Même sur le mode de l’ironie, ce jeu demeure dangereux car on confère par là même la légitimité de l’autorité à l’autre.Plus loin dans l’échange, H lui intime avec une certaine agressivité de lui répondre, et Sarkozy de retourner : « bien sûr que je répondrai à cette question ». S obtempère. Il s’exécute. Incroyable ! Il finira tout de même par se rebeller pour sortir de la nasse en s’appuyant sur la phrase-parade désormais classique : « je ne suis pas votre élève ». On peut cependant y voir un aveu d’échec car, suivant toute vraisemblance, on aurait pu s’attendre à ce que ce soit plutôt le super Président en place, plusieurs fois Ministre et ayant présidé aux destinées de l’Europe à deux reprises, qui fasse la leçon à ce « novice notoire » de H, sans aucune expérience gouvernementale. Même pas un passé de Ministre. – Compte tenu de tout ce que nous venons d’exposer, les attaques, somme toute assez rudes, portées par S, n’ont pas pu ébranler la tour d’en face, même si celle-ci a vacillé à certains moments. Ce fut le cas lorsque furent évoqués Dominique Strauss Kahn et le « mensonge » réputé habiter H. L’insistance appuyée de S sur le courrier de France Terre d’Asile a manifestement quelque peu déstabilisé H, mais il a réussi à s’en sortir en serrant les dents, le temps de laisser passer l’orage. Sa verticalité a certes bougé, l’amenant jusqu’à la limite de la brutalité parfois (à propos de Berlusconi par exemple et lorsqu’il a pointé son stylo, devenu une arme, vers S), mais, sur l’ensemble de ce très long débat, elle a tenu.
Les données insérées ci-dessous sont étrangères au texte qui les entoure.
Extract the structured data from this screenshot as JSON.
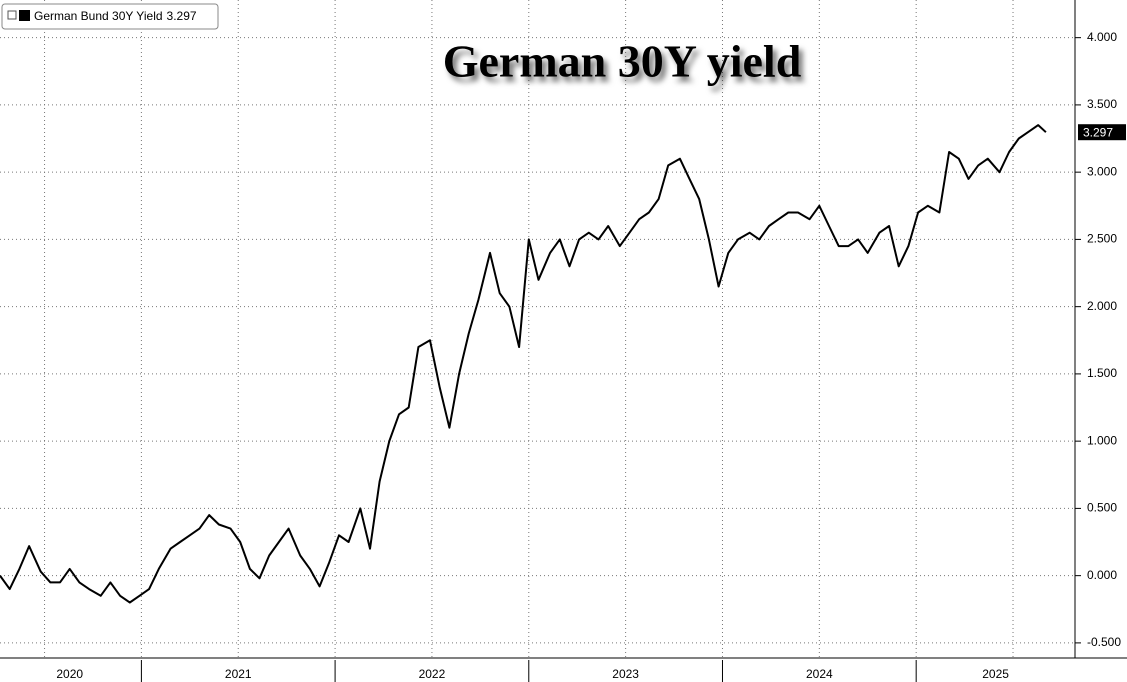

– Dès lors H a montré un plus large spectre émotionnel alors qu’habituellement S se révèle un maître en la matière. On a vu chez H de l’ironie, de la moquerie, de la colère, du rire, et des sourires éclatants, notamment à la fin, comme pour conclure un combat qu’il savait avoir remporté.
Hollande a été géant ce soir-Là
En conclusion, on rappellera que l’Art Oratoire est inégalitaire. Le rapport de force installé structurellement entraîne toujours un déséquilibre en faveur d’une des parties. Déséquilibre qui a tendance à s’accentuer au fil de l’échange, si le dominé ne produit pas un effort colossal de redressement. Ce jour–là, l’ascendance mental était incontestablement du côté de H et, en conséquence, S est apparu tendu, mal à l’aise, sur la défensive de bout en bout, jusqu’à cette note finale où il s’adresse aux potentiels électeurs du Centre et du Front National sur le mode de la supplication : « Aidez-moi ! ». Non, Sarkozy n’a pas osé la confrontation totale.
Et pourtant H n’a pas été sans reproches. Hormis l’agressivité dont il a fait montre, il est également apparu hautain et arrogant. L’entourage de S avait raison de le signaler. Mais on notera que condescendance rime avec ascendance. Que celui que l’on qualifiait de « mou » et qu’on avait prévu d’« exploser » se montre dominateur en sortant ses crocs et ses serres de rapace, cela ne peut que le servir.
H s’est avéré également plus à l’aise dans l’échange vivant, le tac-au-tac et l’improvisation plutôt que dans la restitution d’un discours préparé. Il a un peu ânonné la présentation de son projet.
La désormais célèbre anaphore « moi, Président de la République » a été dit sur un mode récitatif et quasi-scolaire. H se défend de l’avoir préparé mais nous refusons de le croire car au début de son énonciation il avait les bras croisés. La posture idéale de celui qui récite la leçon apprise.H devrait sérieusement travailler l’habillage vivant et spontané de ses discours pré-écrits. Ce que Mickaël Tchékhov appelle «l’illusion de la première fois ».Un savoir-faire propre aux acteurs et qui s’avère ardu à appliquer. Mais la vraisemblance en dépend. Cependant, le martèlement de cette désormais célèbre anaphore a achevé de cimenter dans les têtes sa légitimité de Président de la République, comme si le fait était déjà accompli. L’impact psychologique est indéniable. Les anciennes règles de la rhétorique sont loin d’être caduques.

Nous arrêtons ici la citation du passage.